Motoneigistes de père en fille

Par Christiane Dumont
Motoneigistes de père en fille

Chez les Robitaille, une famille d’agriculteurs de Mont-Saint-Grégoire, la soif de liberté, l’amour des engins, le goût d’expéditions lointaines se vivent de père en fille. Ils carburent à la neige, au froid, aux belles machines. Et aussi au danger qui les attend au détour.

Nancy Robitaille est passée pratiquement sans transition du berceau à la motoneige. «Maman nous plaçait dans une carriole fermée, mon frère Jarod et moi, avec plein de coussins et de couvertes en poil», confie-t-elle. Après cela, Nancy Robitaille était fin prête à recevoir sa première motoneige, une Kitty Cat que son père lui a offerte pour ses trois ans. Celle qui s’apprête à ouvrir la garderie Les Petits Cochons roses, à Mont-Saint-Grégoire, en garde un souvenir attendri: «Ça rentrait dans la valise du char. Jarod avait deux ans, et il me suivait dans un traîneau accroché à l’arrière».

Puis sont venus les slaloms, les chasses au trésor et les courses d’accélération, qu’elle contribuait à organiser et auxquels elle participait: «Je battais les gars au slalom, c’était drôle», soutient celle qui dirige maintenant le Club Apollon à Mont-Saint-Grégoire.

Rien ne lui fait peur, semble-t-il. «Les Chic-Chocs, en Gaspésie, c’est vraiment beau. J’aime ça. Je trouve toujours très drôle quand les gars bougonnent parce qu’il y a une fille dans le groupe et puis qu’après, ils ne sont pas capables de suivre. La trail d’une journée, ça libère. Tu penses à rien. Tu prends de l’air. Ça défoule, ça change les idées», confie-t-elle. Et le danger semble faire partie du décor. «Quand je pars avec mon père au chalet, il nous arrive toutes sortes d’anecdotes: on manque de gaz, on se perd, on avance sur un lac qui n’est pas assez gelé, expose-t-elle. Une fois, j’ai attendu trois heures dans les monts Valin, parce qu’un relais était fermé et qu’on a manqué d’essence.» Son père ajoute: «Moi, j’étais pas sûr de me rendre. J’ai cogné à une porte de maison pour me faire mener à la première station d’essence.» Après quoi, il est reparti secourir sa fille et ses deux compagnons, qui commençaient sérieusement à trouver le temps long sous les épinettes.

Le père

Yvan Robitaille se souvient d’un de ses amis qui a manqué une courbe et qui a été littéralement poignardé au visage par une branche. «Il y avait tellement de sang. Dans le bois, où trouver une ambulance? C’est ma blonde qui l’a sauvé. Elle a sorti une serviette sanitaire de sa trousse et l’a trempée dans la neige pour la glacer, avant de la poser sur sa joue. Malgré ses fractures, mon ami est resté avec peu de séquelles», conclut-il.

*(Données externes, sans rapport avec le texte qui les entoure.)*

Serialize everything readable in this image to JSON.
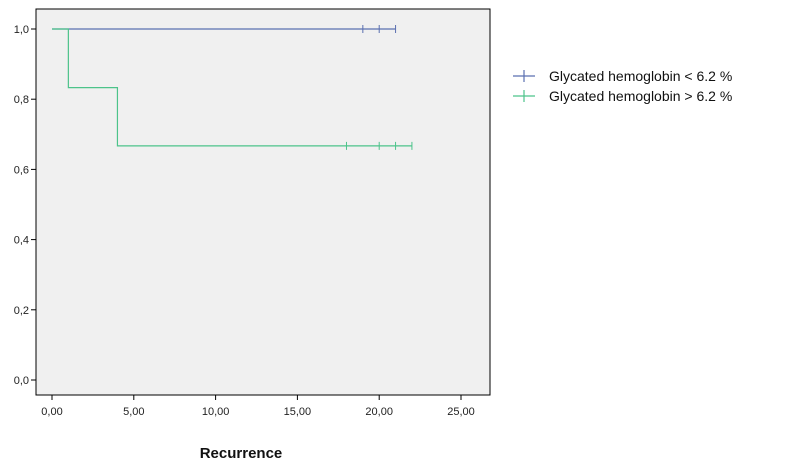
{
  "chart_data": {
    "type": "line",
    "subtype": "kaplan-meier",
    "title": "",
    "xlabel": "Recurrence",
    "ylabel": "",
    "xlim": [
      0,
      25
    ],
    "ylim": [
      0,
      1
    ],
    "x_ticks": [
      0,
      5,
      10,
      15,
      20,
      25
    ],
    "x_tick_labels": [
      "0,00",
      "5,00",
      "10,00",
      "15,00",
      "20,00",
      "25,00"
    ],
    "y_ticks": [
      0,
      0.2,
      0.4,
      0.6,
      0.8,
      1.0
    ],
    "y_tick_labels": [
      "0,0",
      "0,2",
      "0,4",
      "0,6",
      "0,8",
      "1,0"
    ],
    "grid": false,
    "legend_position": "right",
    "plot_background": "#f0f0f0",
    "series": [
      {
        "name": "Glycated hemoglobin < 6.2 %",
        "color": "#5a6fb0",
        "steps": [
          [
            0,
            1.0
          ],
          [
            21,
            1.0
          ]
        ],
        "censored": [
          [
            19,
            1.0
          ],
          [
            20,
            1.0
          ],
          [
            21,
            1.0
          ]
        ]
      },
      {
        "name": "Glycated hemoglobin > 6.2 %",
        "color": "#4cc38a",
        "steps": [
          [
            0,
            1.0
          ],
          [
            1,
            0.833
          ],
          [
            4,
            0.667
          ],
          [
            22,
            0.667
          ]
        ],
        "censored": [
          [
            18,
            0.667
          ],
          [
            20,
            0.667
          ],
          [
            21,
            0.667
          ],
          [
            22,
            0.667
          ]
        ]
      }
    ]
  }
}
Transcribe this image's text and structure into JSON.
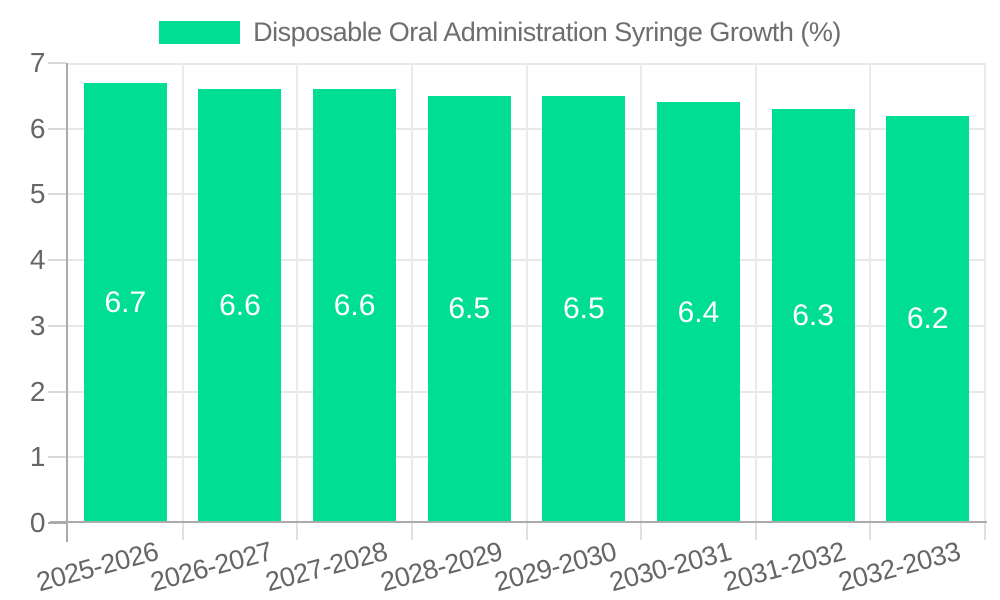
{
  "legend": {
    "label": "Disposable Oral Administration Syringe Growth (%)"
  },
  "colors": {
    "bar": "#00DE94",
    "bar_label": "#ffffff",
    "axis_text": "#666666",
    "gridline": "#e8e8e8",
    "axis_line": "#ababab"
  },
  "chart_data": {
    "type": "bar",
    "title": "Disposable Oral Administration Syringe Growth (%)",
    "categories": [
      "2025-2026",
      "2026-2027",
      "2027-2028",
      "2028-2029",
      "2029-2030",
      "2030-2031",
      "2031-2032",
      "2032-2033"
    ],
    "series": [
      {
        "name": "Disposable Oral Administration Syringe Growth (%)",
        "values": [
          6.7,
          6.6,
          6.6,
          6.5,
          6.5,
          6.4,
          6.3,
          6.2
        ]
      }
    ],
    "values": [
      6.7,
      6.6,
      6.6,
      6.5,
      6.5,
      6.4,
      6.3,
      6.2
    ],
    "data_labels": [
      "6.7",
      "6.6",
      "6.6",
      "6.5",
      "6.5",
      "6.4",
      "6.3",
      "6.2"
    ],
    "xlabel": "",
    "ylabel": "",
    "ylim": [
      0,
      7
    ],
    "yticks": [
      "0",
      "1",
      "2",
      "3",
      "4",
      "5",
      "6",
      "7"
    ],
    "grid": true,
    "legend_position": "top",
    "x_label_rotation_deg": -15
  }
}
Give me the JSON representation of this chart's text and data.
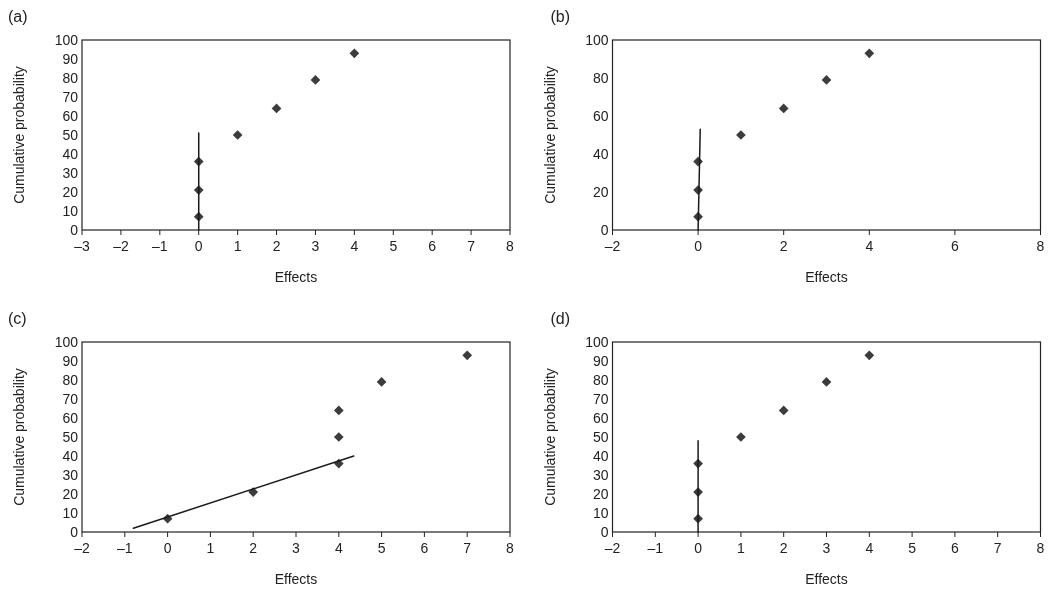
{
  "chart_data": [
    {
      "type": "scatter",
      "title": "(a)",
      "xlabel": "Effects",
      "ylabel": "Cumulative probability",
      "xlim": [
        -3,
        8
      ],
      "xticks": [
        {
          "value": -3,
          "label": "–3"
        },
        {
          "value": -2,
          "label": "–2"
        },
        {
          "value": -1,
          "label": "–1"
        },
        0,
        1,
        2,
        3,
        4,
        5,
        6,
        7,
        8
      ],
      "ylim": [
        0,
        100
      ],
      "yticks": [
        0,
        10,
        20,
        30,
        40,
        50,
        60,
        70,
        80,
        90,
        100
      ],
      "series": [
        {
          "marker": "diamond",
          "color": "#3c3c3c",
          "x": [
            0,
            0,
            0,
            1,
            2,
            3,
            4
          ],
          "values": [
            7,
            21,
            36,
            50,
            64,
            79,
            93
          ]
        },
        {
          "type": "line",
          "color": "#1a1a1a",
          "x": [
            0,
            0
          ],
          "values": [
            0,
            51
          ]
        }
      ]
    },
    {
      "type": "scatter",
      "title": "(b)",
      "xlabel": "Effects",
      "ylabel": "Cumulative probability",
      "xlim": [
        -2,
        8
      ],
      "xticks": [
        {
          "value": -2,
          "label": "–2"
        },
        0,
        2,
        4,
        6,
        8
      ],
      "ylim": [
        0,
        100
      ],
      "yticks": [
        0,
        20,
        40,
        60,
        80,
        100
      ],
      "series": [
        {
          "marker": "diamond",
          "color": "#3c3c3c",
          "x": [
            0,
            0,
            0,
            1,
            2,
            3,
            4
          ],
          "values": [
            7,
            21,
            36,
            50,
            64,
            79,
            93
          ]
        },
        {
          "type": "line",
          "color": "#1a1a1a",
          "x": [
            0,
            0.05
          ],
          "values": [
            0,
            53
          ]
        }
      ]
    },
    {
      "type": "scatter",
      "title": "(c)",
      "xlabel": "Effects",
      "ylabel": "Cumulative probability",
      "xlim": [
        -2,
        8
      ],
      "xticks": [
        {
          "value": -2,
          "label": "–2"
        },
        {
          "value": -1,
          "label": "–1"
        },
        0,
        1,
        2,
        3,
        4,
        5,
        6,
        7,
        8
      ],
      "ylim": [
        0,
        100
      ],
      "yticks": [
        0,
        10,
        20,
        30,
        40,
        50,
        60,
        70,
        80,
        90,
        100
      ],
      "series": [
        {
          "marker": "diamond",
          "color": "#3c3c3c",
          "x": [
            0,
            2,
            4,
            4,
            4,
            5,
            7
          ],
          "values": [
            7,
            21,
            36,
            50,
            64,
            79,
            93
          ]
        },
        {
          "type": "line",
          "color": "#1a1a1a",
          "x": [
            -0.8,
            4.35
          ],
          "values": [
            2,
            40
          ]
        }
      ]
    },
    {
      "type": "scatter",
      "title": "(d)",
      "xlabel": "Effects",
      "ylabel": "Cumulative probability",
      "xlim": [
        -2,
        8
      ],
      "xticks": [
        {
          "value": -2,
          "label": "–2"
        },
        {
          "value": -1,
          "label": "–1"
        },
        0,
        1,
        2,
        3,
        4,
        5,
        6,
        7,
        8
      ],
      "ylim": [
        0,
        100
      ],
      "yticks": [
        0,
        10,
        20,
        30,
        40,
        50,
        60,
        70,
        80,
        90,
        100
      ],
      "series": [
        {
          "marker": "diamond",
          "color": "#3c3c3c",
          "x": [
            0,
            0,
            0,
            1,
            2,
            3,
            4
          ],
          "values": [
            7,
            21,
            36,
            50,
            64,
            79,
            93
          ]
        },
        {
          "type": "line",
          "color": "#1a1a1a",
          "x": [
            0,
            0
          ],
          "values": [
            0,
            48
          ]
        }
      ]
    }
  ]
}
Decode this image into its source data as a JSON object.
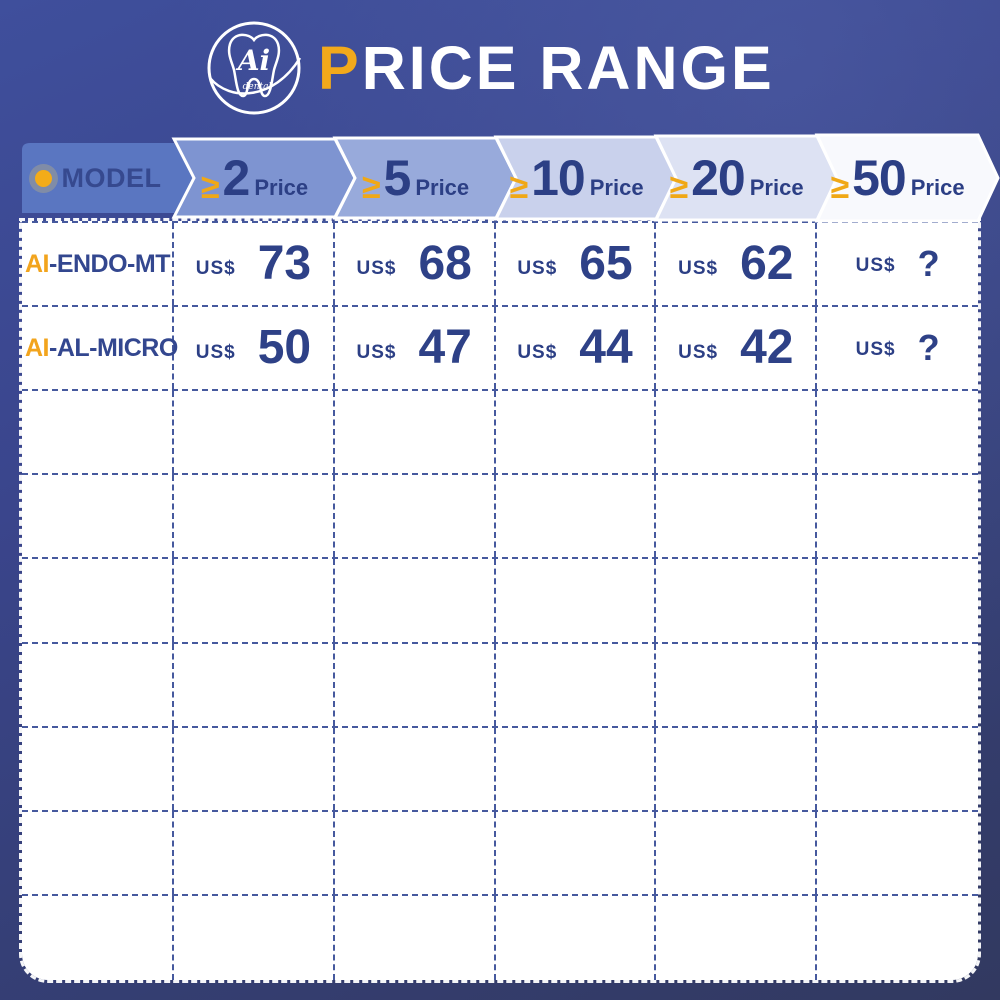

Ces histoires n’altèrent en rien la passion d’Yvan Robitaille. «J’ai commencé en 1969 et je n’ai jamais arrêté depuis, même que j’en fais de plus en plus en vieillissant. Depuis 10 ans, je fais 8000 à 10 000 kilomètres par année. Aussitôt que j’ai une chance, je pars», avoue-t-il. Celui qui pratique aussi le deltaplane motorisé l’été avoue qu’il aime davantage «les paysages d’hiver que le sable». Et il cherche avant tout l’évasion. «Ça prend beaucoup d’expérience et de temps avant de parvenir au feeling que tu te laisses emporter dans la neige plutôt que de conduire ta machine. C’est enivrant, c’est capotant», confie-t-il. Pour goûter à ce plaisir, il vient tout juste de parcourir 1400 kilomètres en trois jours avec son frère dans les monts Valin. «Il faisait -37, -38 degrés le matin. On aime ça!», lance-t-il.

En 45 ans, l’agriculteur s’est procuré au moins 35 motoneiges, dont une 800ZR 800cc qui lui a laissé un souvenir impérissable à cause de sa tenue de sentier, mais aussi du son et de la boucane qui en émanaient. «Je suis un bon client pour l’industrie», lance le semi-retraité, qui préfère aujourd’hui les moteurs quatre temps, silencieux et confortables.